Противники выпрямились.

— Еще? — спросил итальянец, указывая острием шпаги на центр комнаты.

Джек глянул налево, на солнечные лучи, и решил, что на сегодня хватит. Скоро вечер, а у него еще намечались дела.

— Нет, благодарю, — ответил он по-итальянски, щегольнув еще одним умением, которым ему удалось отчасти овладеть. — Уже поздно.

Маэстро снова хмыкнул — теперь другим тоном.

— Мы успеть пробовать мой прием.

Джек покачал головой. У каждого мастера имелись свои особенные приемы. Хитрости и уловки, привлекавшие к ним учеников, когда их эффективность доказывалась в поединках. Излюбленный прием Убальди действительно был своего рода смертоносным шедевром, однако Джек за без малого год согнал с себя сто потов, без устали практикуясь в его исполнении, и вполне резонно считал, что если еще что-то там не освоил, то не освоит уже никогда.





— Завтра, — ответил он, протянув руку и огорчаясь из-за необходимости лгать тому, кто за долгие дни заточения стал самым близким ему человеком во всем Вечном городе, поскольку неразговорчивые охранники были не в счет, а больше он ни с кем не встречался. Но если все пройдет удачно, то сегодня они с маэстро видятся в последний раз.

Убальди хмыкнул и собрал шпаги. Он каждый день уносил их и приносил. Ибо, даже затупленные, они были оружием, и оставлять их в распоряжении узника инквизиции, каковым Джек по сути являлся, строго-настрого запрещалось. Римская инквизиция и Папа благоволили якобитскому делу и оказывали Старому Претенденту всяческую поддержку. Вплоть до содержания в тюрьмах его врагов.

— Завтра, — произнес римлянин, подошел к двери и постучал.

Потребовалось несколько мгновений, чтобы охранник открыл дверное окошко и сквозь решетку осмотрел Джека, мирно стоявшего посреди комнаты с разведенными, как и предписывалось, руками.

Звякнули засовы, дверь отворилась. Маэстро вышел, а Джек, прежде чем дверь захлопнулась снова, скользнул по охраннику взглядом. Сегодня, как он и надеялся, дежурил Лоренцо. К его вящей радости. Однако вовсе не потому, что этот малый был приятнее остальных — напротив, коренастый угрюмый итальянец пакостил ему более, чем кто-либо, — просто он единственный из тюремной команды позволял себе напиваться на службе и, напившись, уже не заглядывал ежечасно в глазок. В целом тюремщики инквизиции были вышколены отменно, но в семье не без урода.

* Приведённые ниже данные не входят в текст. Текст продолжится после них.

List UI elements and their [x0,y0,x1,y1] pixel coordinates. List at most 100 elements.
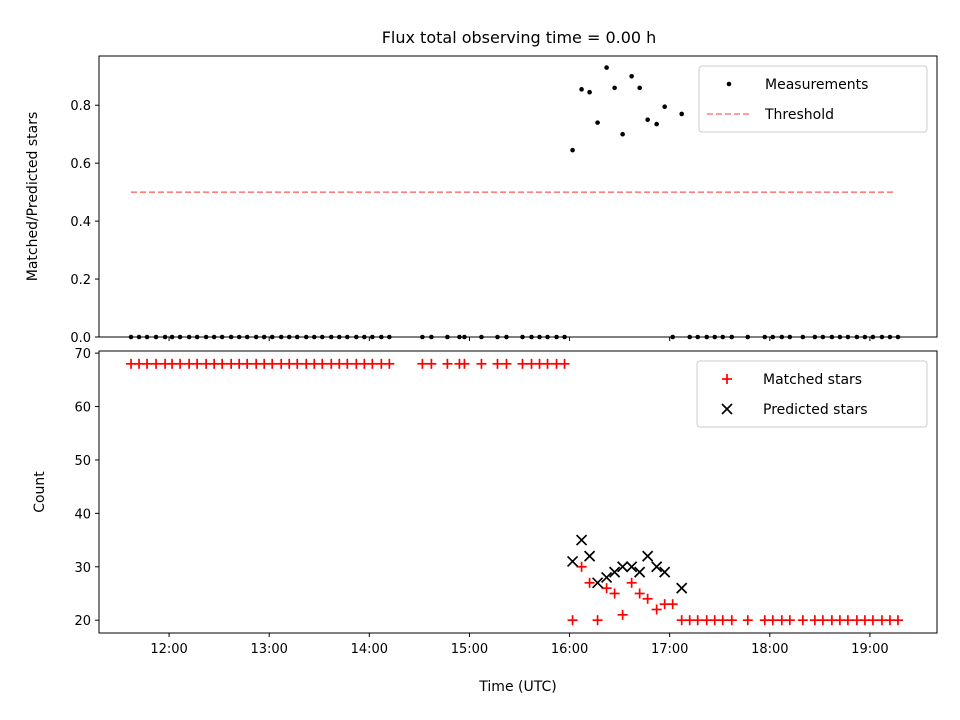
x-tick-label: 18:00 [751,642,788,657]
legend-label: Predicted stars [763,402,868,418]
matched-star-marker [192,358,203,369]
y-tick-label: 40 [74,507,91,522]
matched-star-marker [584,577,595,588]
y-tick-label: 30 [74,561,91,576]
predicted-star-marker [566,555,579,568]
y-tick-label: 60 [74,401,91,416]
y-tick-label: 70 [74,347,91,362]
matched-star-marker [601,583,612,594]
series-matched-stars [126,358,903,626]
matched-star-marker [717,615,728,626]
legend: Matched stars Predicted stars [696,360,928,428]
marker-stroke [583,550,596,562]
matched-star-marker [151,358,162,369]
predicted-star-marker [609,566,621,578]
legend-box [696,360,928,428]
matched-star-marker [517,358,528,369]
matched-star-marker [442,358,453,369]
legend-matched-swatch [722,374,732,384]
matched-star-marker [784,615,795,626]
matched-star-marker [797,615,808,626]
matched-star-marker [242,358,253,369]
measurement-point [645,117,650,123]
matched-star-marker [426,358,437,369]
marker-stroke [609,566,621,578]
y-tick-label: 20 [74,614,91,629]
measurement-point [679,111,684,117]
measurement-point [620,131,625,137]
matched-star-marker [576,561,587,572]
matched-star-marker [559,358,570,369]
matched-star-marker [742,615,753,626]
x-tick-label: 17:00 [651,642,688,657]
matched-star-marker [842,615,853,626]
measurement-point [654,121,659,127]
matched-star-marker [642,593,653,604]
matched-star-marker [217,358,228,369]
y-axis-label: Count [32,471,48,513]
matched-star-marker [617,609,628,620]
figure-title: Flux total observing time = 0.00 h [382,28,657,47]
legend-predicted-swatch [721,403,733,415]
y-tick-label: 50 [74,454,91,469]
predicted-star-marker [651,561,663,573]
matched-star-marker [634,588,645,599]
matched-star-marker [317,358,328,369]
matched-star-marker [292,358,303,369]
legend-box [698,65,928,133]
x-tick-label: 16:00 [551,642,588,657]
matched-star-marker [609,588,620,599]
predicted-star-marker [634,566,646,578]
matched-star-marker [492,358,503,369]
matched-star-marker [501,358,512,369]
matched-star-marker [692,615,703,626]
matched-star-marker [367,358,378,369]
predicted-star-marker [591,577,604,589]
measurement-point [587,89,592,95]
marker-stroke [617,561,629,573]
marker-stroke [601,571,613,584]
predicted-star-marker [676,582,688,594]
bottom-panel: 20 30 40 50 60 70 12:00 13:00 14:00 15:00 16:00 17:… [32,347,938,695]
matched-star-marker [892,615,903,626]
matched-star-marker [767,615,778,626]
matched-star-marker [267,358,278,369]
marker-stroke [651,561,663,573]
x-tick-label: 13:00 [250,642,287,657]
y-tick-label: 0.8 [70,99,91,114]
marker-stroke [659,566,671,578]
legend-label: Threshold [764,107,834,123]
measurement-point [579,87,584,92]
legend-label: Measurements [765,77,868,93]
marker-stroke [566,555,579,568]
predicted-star-marker [642,550,654,562]
y-tick-label: 0.4 [70,215,91,230]
measurement-point [662,104,667,109]
x-tick-label: 19:00 [851,642,888,657]
marker-stroke [575,534,588,546]
predicted-star-marker [626,561,638,573]
measurement-point [629,73,634,79]
marker-stroke [676,582,688,594]
legend: Measurements Threshold [698,65,928,133]
predicted-star-marker [659,566,671,578]
x-tick-label: 12:00 [150,642,187,657]
measurement-point [612,85,617,91]
x-tick-label: 15:00 [451,642,488,657]
axes-frame [98,55,938,338]
matched-star-marker [476,358,487,369]
matched-star-marker [542,358,553,369]
matched-star-marker [567,615,578,626]
series-predicted-stars [566,534,688,594]
matched-star-marker [817,615,828,626]
y-tick-label: 0.0 [70,331,91,346]
measurement-point [637,85,642,91]
matched-star-marker [142,358,153,369]
measurement-point [570,147,575,153]
matched-star-marker [459,358,470,369]
matched-star-marker [175,358,186,369]
predicted-star-marker [601,571,613,584]
matched-star-marker [384,358,395,369]
marker-stroke [626,561,638,573]
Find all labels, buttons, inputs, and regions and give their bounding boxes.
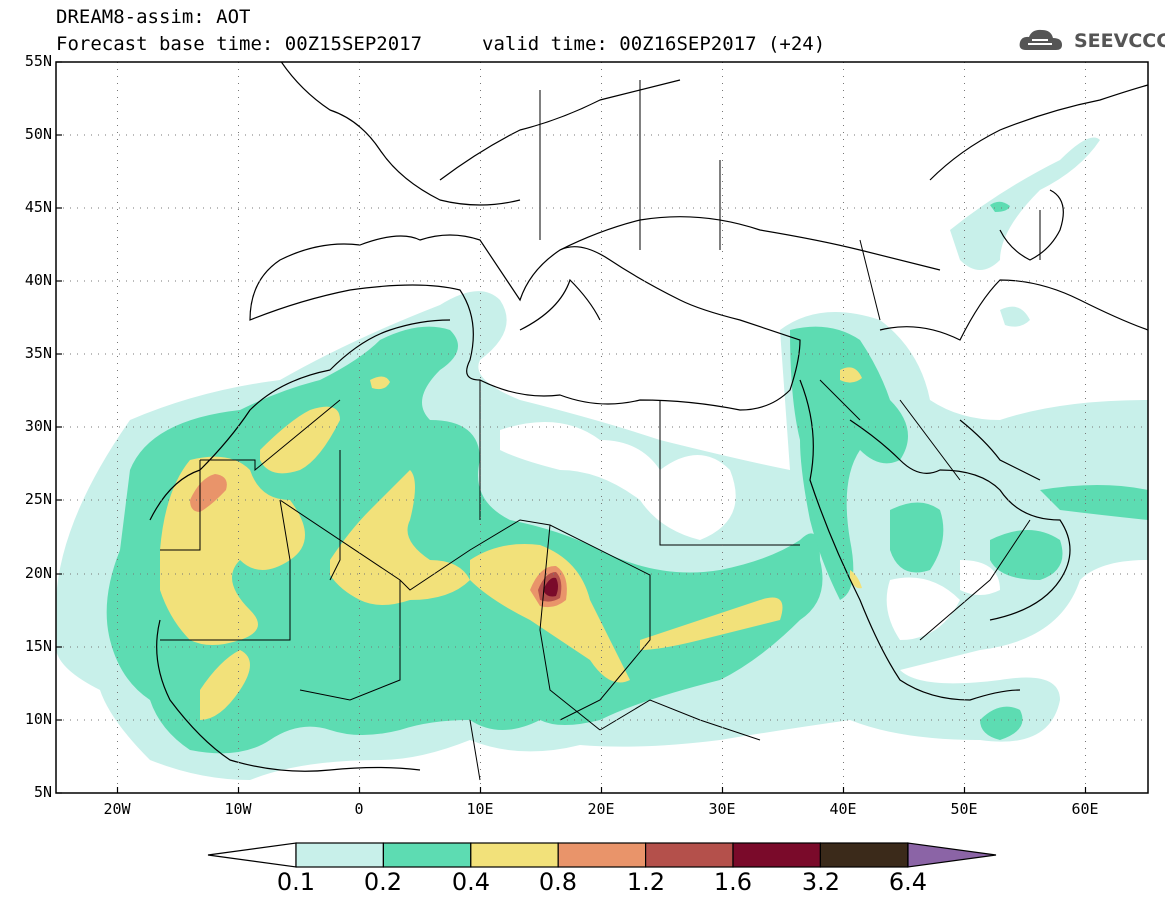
lat-label: 35N	[24, 344, 52, 362]
axis-ticks	[56, 61, 1087, 794]
colorbar-cell	[732, 842, 822, 868]
colorbar-label: 0.8	[538, 868, 578, 896]
lon-label: 50E	[950, 800, 978, 818]
lat-label: 5N	[33, 783, 52, 801]
colorbar-cell	[470, 842, 559, 868]
colorbar-cell	[819, 842, 909, 868]
lat-label: 10N	[24, 710, 52, 728]
colorbar-label: 0.4	[451, 868, 491, 896]
aot-level-1.6	[544, 577, 558, 597]
lon-label: 10W	[224, 800, 252, 818]
colorbar-low-arrow	[207, 842, 297, 868]
valid-time: valid time: 00Z16SEP2017 (+24)	[482, 33, 826, 55]
colorbar-label: 0.2	[363, 868, 403, 896]
map-title: DREAM8-assim: AOT	[56, 6, 251, 28]
colorbar-label: 1.6	[713, 868, 753, 896]
lon-label: 0	[354, 800, 364, 818]
lon-label: 30E	[708, 800, 736, 818]
logo-text: SEEVCCC	[1074, 30, 1165, 52]
lon-label: 20E	[587, 800, 615, 818]
lat-label: 15N	[24, 637, 52, 655]
lon-label: 20W	[103, 800, 131, 818]
lat-label: 45N	[24, 198, 52, 216]
cloud-icon	[1019, 29, 1062, 50]
coastlines-borders	[149, 62, 1148, 772]
forecast-base-time: Forecast base time: 00Z15SEP2017	[56, 33, 423, 55]
lat-label: 30N	[24, 417, 52, 435]
colorbar-label: 3.2	[801, 868, 841, 896]
lon-label: 60E	[1071, 800, 1099, 818]
colorbar-label: 1.2	[626, 868, 666, 896]
colorbar-label: 0.1	[276, 868, 316, 896]
lat-label: 20N	[24, 564, 52, 582]
colorbar-cell	[295, 842, 385, 868]
lon-label: 40E	[829, 800, 857, 818]
lat-label: 50N	[24, 125, 52, 143]
colorbar-cell	[644, 842, 734, 868]
lon-label: 10E	[466, 800, 494, 818]
lat-label: 55N	[24, 52, 52, 70]
country-borders	[160, 80, 1041, 781]
colorbar-high-arrow	[907, 842, 997, 868]
lat-label: 25N	[24, 490, 52, 508]
colorbar-cell	[557, 842, 647, 868]
colorbar-cell	[382, 842, 472, 868]
colorbar-label: 6.4	[888, 868, 928, 896]
colorbar	[207, 842, 997, 868]
graticule	[56, 62, 1148, 793]
lat-label: 40N	[24, 271, 52, 289]
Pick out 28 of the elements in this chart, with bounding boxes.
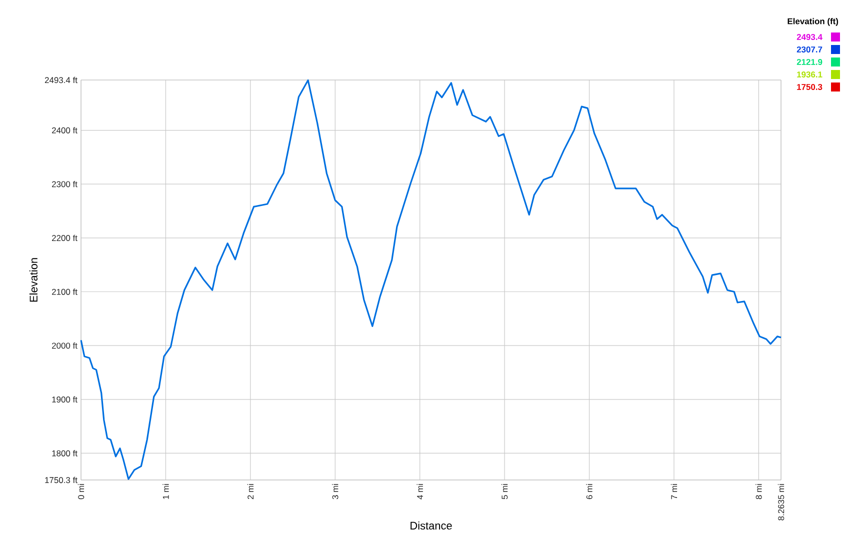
color-bar-label: 2307.7	[796, 46, 822, 52]
y-tick-label: 1750.3 ft	[45, 476, 78, 484]
y-tick-label: 2200 ft	[52, 234, 78, 242]
x-axis-title: Distance	[410, 522, 452, 530]
y-tick-label: 1900 ft	[52, 396, 78, 403]
x-tick-label: 6 mi	[586, 484, 592, 500]
x-tick-label: 1 mi	[162, 484, 169, 499]
x-tick-label: 4 mi	[416, 484, 423, 500]
y-tick-label: 2300 ft	[52, 180, 78, 188]
y-tick-label: 2100 ft	[52, 288, 78, 295]
color-bar-label: 2493.4	[796, 34, 822, 40]
x-tick-label: 0 mi	[78, 484, 84, 500]
color-bar-label: 1936.1	[797, 71, 822, 78]
color-bar-title: Elevation (ft)	[788, 18, 838, 26]
y-axis-title: Elevation	[29, 258, 38, 302]
line-series	[80, 79, 782, 480]
x-tick-label: 2 mi	[247, 484, 254, 500]
y-tick-label: 2493.4 ft	[44, 76, 78, 84]
x-tick-label: 5 mi	[501, 484, 508, 500]
y-tick-label: 1800 ft	[52, 450, 78, 456]
x-tick-label: 8 mi	[756, 484, 762, 500]
y-tick-label: 2000 ft	[52, 342, 78, 349]
color-bar-label: 1750.3	[797, 84, 822, 90]
x-tick-label: 7 mi	[670, 484, 678, 500]
y-tick-label: 2400 ft	[52, 127, 78, 134]
color-bar-label: 2121.9	[796, 58, 822, 65]
x-tick-label: 8.2635 mi	[778, 484, 784, 520]
x-tick-label: 3 mi	[332, 484, 338, 500]
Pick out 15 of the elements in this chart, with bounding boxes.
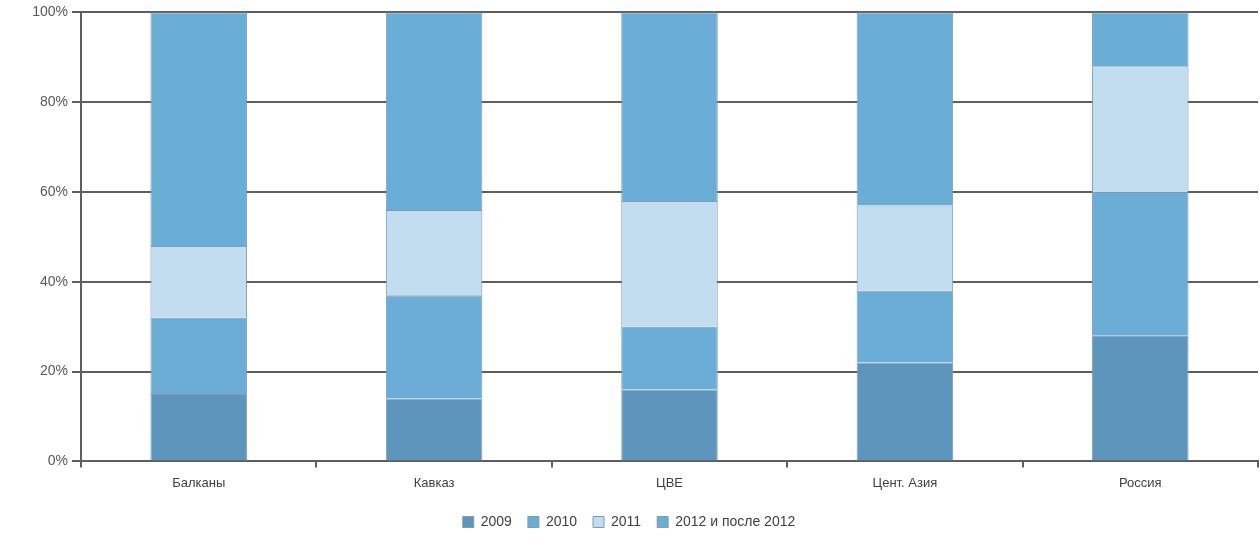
y-tick-label: 0% <box>47 452 68 469</box>
y-tick-label: 60% <box>39 182 68 199</box>
y-tick-label: 40% <box>39 272 68 289</box>
legend-label: 2012 и после 2012 <box>675 512 796 529</box>
x-tick-label: Цент. Азия <box>872 474 938 490</box>
y-tick-label: 100% <box>32 3 68 20</box>
y-tick-label: 80% <box>39 93 68 110</box>
x-tick-label: ЦВЕ <box>656 474 684 490</box>
y-tick-label: 20% <box>39 362 68 379</box>
x-tick-label: Балканы <box>172 474 226 490</box>
legend-label: 2010 <box>545 512 578 529</box>
x-tick-label: Кавказ <box>413 474 455 490</box>
x-tick-label: Россия <box>1118 474 1162 490</box>
legend-label: 2009 <box>480 512 513 529</box>
legend-label: 2011 <box>611 512 642 529</box>
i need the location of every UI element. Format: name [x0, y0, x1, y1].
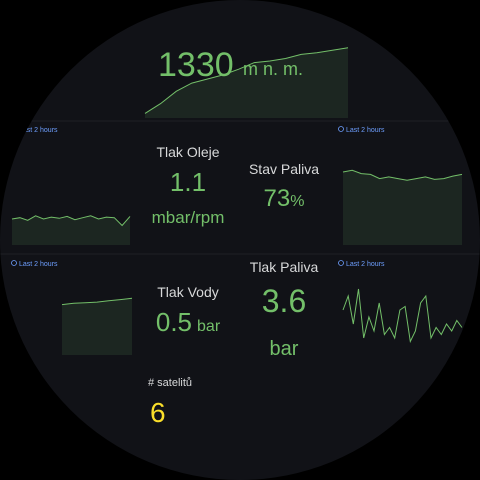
stat-title: Tlak Oleje	[156, 144, 219, 160]
stat-title: Tlak Paliva	[250, 259, 319, 275]
trend-line	[144, 47, 349, 114]
clock-icon	[338, 260, 344, 266]
time-range: Last 2 hours	[19, 127, 58, 134]
stat-value: 0.5	[156, 307, 192, 337]
trend-area	[12, 215, 130, 245]
stat-title: # satelitů	[148, 377, 192, 389]
stat-value: 6	[150, 397, 166, 428]
clock-icon	[11, 126, 17, 132]
altitude-value: 1330	[158, 46, 234, 84]
stat-unit: bar	[197, 318, 221, 335]
time-range: Last 2 hours	[19, 261, 58, 268]
stat-unit: mbar/rpm	[152, 208, 225, 227]
stat-title: Stav Paliva	[249, 161, 319, 177]
stat-value: 3.6	[262, 283, 306, 319]
stat-unit: bar	[270, 338, 299, 360]
trend-line	[342, 169, 463, 181]
trend-area	[343, 170, 462, 245]
altitude-unit: m n. m.	[243, 59, 303, 79]
time-range: Last 2 hours	[346, 127, 385, 134]
stat-title: Tlak Vody	[157, 284, 218, 300]
stat-display: 0.5 bar	[156, 307, 221, 337]
trend-area	[62, 298, 132, 355]
trend-line	[61, 297, 133, 306]
time-range: Last 2 hours	[346, 261, 385, 268]
stat-display: 73%	[264, 185, 305, 212]
sparklines: Last 2 hours Last 2 hours Last 2 hours Last…	[11, 47, 463, 355]
clock-icon	[11, 260, 17, 266]
stat-unit: %	[290, 193, 304, 210]
stat-value: 73	[264, 185, 291, 212]
trend-area	[145, 47, 348, 118]
trend-line	[342, 288, 463, 344]
clock-icon	[338, 126, 344, 132]
stat-value: 1.1	[170, 167, 206, 197]
trend-line	[11, 215, 131, 227]
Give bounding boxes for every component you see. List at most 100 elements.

Опустив руки, Джек огляделся по сторонам. Если уж говорить о тюрьмах, то эта, безусловно, была одной из самых комфортных, предназначавшихся не для черни, а для преступников против Церкви и государства или для пособников таковых. У него, например, тут имелись кровать, чистое, часто сменяемое белье, сносная еда, вино в неограниченном количестве, хотя в этом отношении он проявлял сдержанность. Стоило попросить, к нему привели бы и сговорчивую красотку, но Джек, хотя несколько раз искушение становилось почти непреодолимым, постоянно напоминал себе, что оказался в темнице именно из-за женских чар. И пусть Летти в его памяти оставалась замаранной, он знал, что не забудет ее ни во хмелю, ни в объятиях проститутки. Помочь прогнать все мысли о ней могла только шпага, но сначала следовало выбраться на свободу.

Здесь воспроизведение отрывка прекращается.